1 No reports describing the use of pancreatic EUS TCB in pediatric patients have been found. The aim of our report was to determine the

diagnostic utility and safety of pancreatic EUS TCB in pediatric patients for evaluating possible AIP. In this retrospective study, we reviewed a prospectively maintained EUS database to identify all pediatric patients who underwent EUS TCB at Mayo Clinic, Rochester, for suspicion of AIP. The Institutional Review Board granted study approval, and informed consent was obtained from the patient, parent, or guardian for all procedures. General anesthesia was administered in each patient.

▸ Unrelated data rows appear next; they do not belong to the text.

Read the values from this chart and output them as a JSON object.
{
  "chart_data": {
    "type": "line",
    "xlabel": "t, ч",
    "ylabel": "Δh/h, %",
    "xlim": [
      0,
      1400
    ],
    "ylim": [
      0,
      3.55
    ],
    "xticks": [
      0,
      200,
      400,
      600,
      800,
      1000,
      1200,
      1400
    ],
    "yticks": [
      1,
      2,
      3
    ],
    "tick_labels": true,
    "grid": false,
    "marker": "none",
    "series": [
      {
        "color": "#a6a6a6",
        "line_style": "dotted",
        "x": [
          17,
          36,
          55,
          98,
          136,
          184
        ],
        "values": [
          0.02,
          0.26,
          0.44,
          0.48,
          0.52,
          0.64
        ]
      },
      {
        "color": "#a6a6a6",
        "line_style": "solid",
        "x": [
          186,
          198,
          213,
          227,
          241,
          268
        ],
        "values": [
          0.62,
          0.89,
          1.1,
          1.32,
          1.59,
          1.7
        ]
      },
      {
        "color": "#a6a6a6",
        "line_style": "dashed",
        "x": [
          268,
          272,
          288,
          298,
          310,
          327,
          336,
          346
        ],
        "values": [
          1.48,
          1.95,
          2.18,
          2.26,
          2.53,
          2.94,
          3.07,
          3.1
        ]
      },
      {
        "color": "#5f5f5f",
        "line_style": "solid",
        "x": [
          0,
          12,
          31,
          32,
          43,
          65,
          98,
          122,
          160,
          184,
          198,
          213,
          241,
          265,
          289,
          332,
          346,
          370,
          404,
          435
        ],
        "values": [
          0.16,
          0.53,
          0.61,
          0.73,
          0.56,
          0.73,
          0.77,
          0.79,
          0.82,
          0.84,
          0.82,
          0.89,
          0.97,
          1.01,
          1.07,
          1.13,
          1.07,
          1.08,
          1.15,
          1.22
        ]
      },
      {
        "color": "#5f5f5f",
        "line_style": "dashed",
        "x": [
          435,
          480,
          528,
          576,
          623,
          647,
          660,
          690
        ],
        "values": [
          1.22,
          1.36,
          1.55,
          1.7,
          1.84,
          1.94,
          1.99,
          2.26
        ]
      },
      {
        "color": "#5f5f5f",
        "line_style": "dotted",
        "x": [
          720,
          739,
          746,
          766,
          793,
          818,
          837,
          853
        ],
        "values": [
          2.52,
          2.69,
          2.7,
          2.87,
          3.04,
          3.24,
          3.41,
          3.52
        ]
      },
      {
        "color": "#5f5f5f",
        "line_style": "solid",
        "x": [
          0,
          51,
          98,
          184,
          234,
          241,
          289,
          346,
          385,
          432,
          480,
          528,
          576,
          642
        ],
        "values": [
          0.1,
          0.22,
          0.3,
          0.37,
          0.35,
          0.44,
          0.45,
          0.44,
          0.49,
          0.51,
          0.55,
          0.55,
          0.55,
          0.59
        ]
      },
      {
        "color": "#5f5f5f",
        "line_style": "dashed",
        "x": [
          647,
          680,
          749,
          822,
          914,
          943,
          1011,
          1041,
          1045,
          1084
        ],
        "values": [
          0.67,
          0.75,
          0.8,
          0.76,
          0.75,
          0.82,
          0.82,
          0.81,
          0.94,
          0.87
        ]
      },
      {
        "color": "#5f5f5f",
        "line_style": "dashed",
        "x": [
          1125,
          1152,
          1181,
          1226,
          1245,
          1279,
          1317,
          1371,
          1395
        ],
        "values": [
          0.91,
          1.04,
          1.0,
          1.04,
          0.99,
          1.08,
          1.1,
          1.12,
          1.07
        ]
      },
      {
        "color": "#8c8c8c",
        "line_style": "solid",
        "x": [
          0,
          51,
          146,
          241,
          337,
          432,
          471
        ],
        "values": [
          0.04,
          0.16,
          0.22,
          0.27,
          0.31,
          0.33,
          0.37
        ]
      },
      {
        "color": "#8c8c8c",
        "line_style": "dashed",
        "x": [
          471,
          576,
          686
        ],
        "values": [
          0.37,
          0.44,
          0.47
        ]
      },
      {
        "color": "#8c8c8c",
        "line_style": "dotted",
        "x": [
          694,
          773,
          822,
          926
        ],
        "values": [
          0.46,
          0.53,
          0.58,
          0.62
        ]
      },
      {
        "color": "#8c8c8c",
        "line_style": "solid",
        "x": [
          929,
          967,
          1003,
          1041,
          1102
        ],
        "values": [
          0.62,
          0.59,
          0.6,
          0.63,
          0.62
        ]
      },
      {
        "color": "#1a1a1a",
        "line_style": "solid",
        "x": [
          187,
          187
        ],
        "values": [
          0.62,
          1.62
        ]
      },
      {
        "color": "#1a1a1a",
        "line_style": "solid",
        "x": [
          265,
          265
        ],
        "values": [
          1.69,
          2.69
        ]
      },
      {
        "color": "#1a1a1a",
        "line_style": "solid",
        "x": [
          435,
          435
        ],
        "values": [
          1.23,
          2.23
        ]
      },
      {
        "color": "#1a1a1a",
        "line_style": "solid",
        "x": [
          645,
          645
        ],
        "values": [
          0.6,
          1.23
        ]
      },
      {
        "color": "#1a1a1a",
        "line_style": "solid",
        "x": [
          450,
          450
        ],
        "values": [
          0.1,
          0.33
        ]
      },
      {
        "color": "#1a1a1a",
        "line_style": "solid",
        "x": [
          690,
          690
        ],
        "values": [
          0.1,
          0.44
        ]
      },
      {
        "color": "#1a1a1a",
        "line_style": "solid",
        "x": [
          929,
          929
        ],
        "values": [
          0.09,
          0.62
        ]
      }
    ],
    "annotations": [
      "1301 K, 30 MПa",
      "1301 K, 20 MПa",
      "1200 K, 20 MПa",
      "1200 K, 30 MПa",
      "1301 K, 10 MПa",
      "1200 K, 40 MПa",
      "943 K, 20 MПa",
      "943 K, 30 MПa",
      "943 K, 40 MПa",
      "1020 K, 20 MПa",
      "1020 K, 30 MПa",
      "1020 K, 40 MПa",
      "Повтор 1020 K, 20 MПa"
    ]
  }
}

A curvilinear echoendoscope (UC140P-AL5; Olympus America, Center Valley, PA, USA) was inserted and TCB specimens (Quick-Core; Wilson-Cook, Winston-Salem, NC, USA) Pexidartinib datasheet were obtained in standard fashion and placed in formalin before submitting BMS-354825 mouse the specimen to pathology.2, 3 and 4 Given the retrospective nature of this report, there was no standardized algorithm for obtaining pancreatic biopsy specimens. However, in keeping with our approach in adults, for a high clinical suspicion of AIP based on either the patient’s clinical presentation or EUS characteristics, TCB specimens were obtained without FNA. We did not the use FNA in this setting given the poor diagnostic sensitivity of FNA, in particular for type 2 AIP. EUS TCB was performed

rather than EUS-guided ProCore given the safety and high diagnostic sensitivity of TCB in our institution and diminutive specimens obtained with the ProCore needle relative to the TCB device. One patient underwent FNA (patient 9) due to concern regarding anticipated difficulty performing TCB. However, the in-room cytopathology

review demonstrated a hypocellular specimen and no evidence of a tissue core sample was found, thereby prompting TCB. Medical records were retrospectively reviewed to obtain clinical, imaging, EUS, and pathology data. A dedicated GI pathologist, who was blinded to the clinical data and EUS FNA interpretation reported in the medical record, Chlormezanone re-examined the histologic samples. The final diagnosis was determined by a combination of clinical, outcome, laboratory, and imaging data.5 For AIP, the diagnostic criteria were based on established norms.5, 6, 7 and 8 The pathologists reread the specimens to ensure the accuracy of the initial findings/interpretation and to avoid over-diagnosis as may occur with the use of insufficiently stringent criteria. The official and reread specimens correlated in each patient. All complications were prospectively tracked and logged in the database. Descriptive statistics was used to analyze the data. Nine patients (4 boys, mean age 13.6 years, range, 9-18 years) were identified who underwent pancreatic EUS TCB between May 2007 and July 2012.